Bradley, a former managing partner at rival City firm Brunswick, is expected to join Finsbury after almost four years at Tulchan.
The move comes in the week that Brunswick had its annual meeting of partners, this year in China.
It is understood that one of the items on the agenda was changes to the equity make-up of the business, with a view to incentivising Brunswick's 80 partners to stay at the firm.
One source said: 'Brunswick has long had an issue in that equity is very tightly held and some partners feel they are building the business for the benefit of others.'
There is no suggestion that Brunswick boss Alan Parker is relinquishing control, but Brunswick is understood to be reviewing ways to enable the newer partners to increase their equity holdings.
Brunswick declined to comment.
Meanwhile Bradley is understood to be leaving Tulchan at the end of this week and is expected to join his new agency after a period of gardening leave.
Tulchan hired Bradley after 20 years with Brunswick in 2007, enticing him with a package understood to include an attractive equity stake in the independent City shop and a guaranteed bonus.

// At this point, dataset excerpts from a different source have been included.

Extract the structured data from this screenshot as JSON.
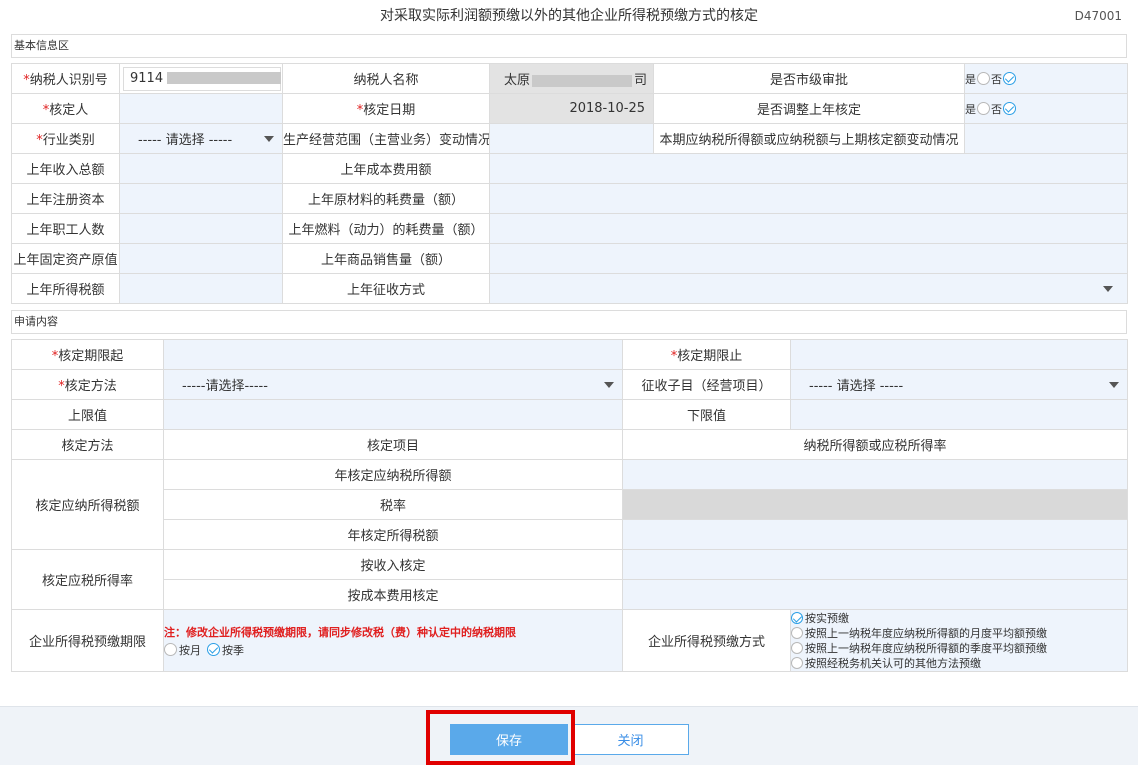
{
  "page": {
    "title": "对采取实际利润额预缴以外的其他企业所得税预缴方式的核定",
    "code": "D47001"
  },
  "section_basic": "基本信息区",
  "section_apply": "申请内容",
  "basic": {
    "taxpayer_id_label": "纳税人识别号",
    "taxpayer_id_value": "9114",
    "taxpayer_name_label": "纳税人名称",
    "taxpayer_name_prefix": "太原",
    "taxpayer_name_suffix": "司",
    "city_review_label": "是否市级审批",
    "yes": "是",
    "no": "否",
    "verifier_label": "核定人",
    "verify_date_label": "核定日期",
    "verify_date_value": "2018-10-25",
    "adjust_last_year_label": "是否调整上年核定",
    "industry_label": "行业类别",
    "industry_placeholder": "----- 请选择 -----",
    "scope_change_label": "生产经营范围（主营业务）变动情况",
    "income_change_label": "本期应纳税所得额或应纳税额与上期核定额变动情况",
    "last_income_label": "上年收入总额",
    "last_cost_label": "上年成本费用额",
    "last_capital_label": "上年注册资本",
    "last_material_label": "上年原材料的耗费量（额）",
    "last_staff_label": "上年职工人数",
    "last_fuel_label": "上年燃料（动力）的耗费量（额）",
    "last_assets_label": "上年固定资产原值",
    "last_sales_label": "上年商品销售量（额）",
    "last_tax_label": "上年所得税额",
    "last_collection_label": "上年征收方式"
  },
  "apply": {
    "period_start_label": "核定期限起",
    "period_end_label": "核定期限止",
    "method_label": "核定方法",
    "method_placeholder": "-----请选择-----",
    "item_label": "征收子目（经营项目）",
    "item_placeholder": "----- 请选择 -----",
    "upper_label": "上限值",
    "lower_label": "下限值",
    "col_method": "核定方法",
    "col_item": "核定项目",
    "col_rate": "纳税所得额或应税所得率",
    "group1_label": "核定应纳所得税额",
    "g1_r1": "年核定应纳税所得额",
    "g1_r2": "税率",
    "g1_r3": "年核定所得税额",
    "group2_label": "核定应税所得率",
    "g2_r1": "按收入核定",
    "g2_r2": "按成本费用核定",
    "prepay_period_label": "企业所得税预缴期限",
    "prepay_note": "注：修改企业所得税预缴期限，请同步修改税（费）种认定中的纳税期限",
    "monthly": "按月",
    "quarterly": "按季",
    "prepay_method_label": "企业所得税预缴方式",
    "methods": [
      "按实预缴",
      "按照上一纳税年度应纳税所得额的月度平均额预缴",
      "按照上一纳税年度应纳税所得额的季度平均额预缴",
      "按照经税务机关认可的其他方法预缴"
    ]
  },
  "footer": {
    "save": "保存",
    "close": "关闭"
  },
  "colors": {
    "input_bg": "#eef4fc",
    "required": "#e02020",
    "primary": "#5aa9ea",
    "highlight": "#e00000"
  }
}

Tulchan changed from a limited company to an LLP structure recently and a number of top City PR sources suggested that changes to the partnership agreement may have played a part in Bradley's departure.
Tulchan insiders played down this suggestion. Tulchan boss Andrew Grant declined to comment on Bradley's reasons for his departure.
Opportunities for senior City staff to take significant equity in agencies are limitted as few City agencies now remain independent and there have been few recent start-ups of any scale.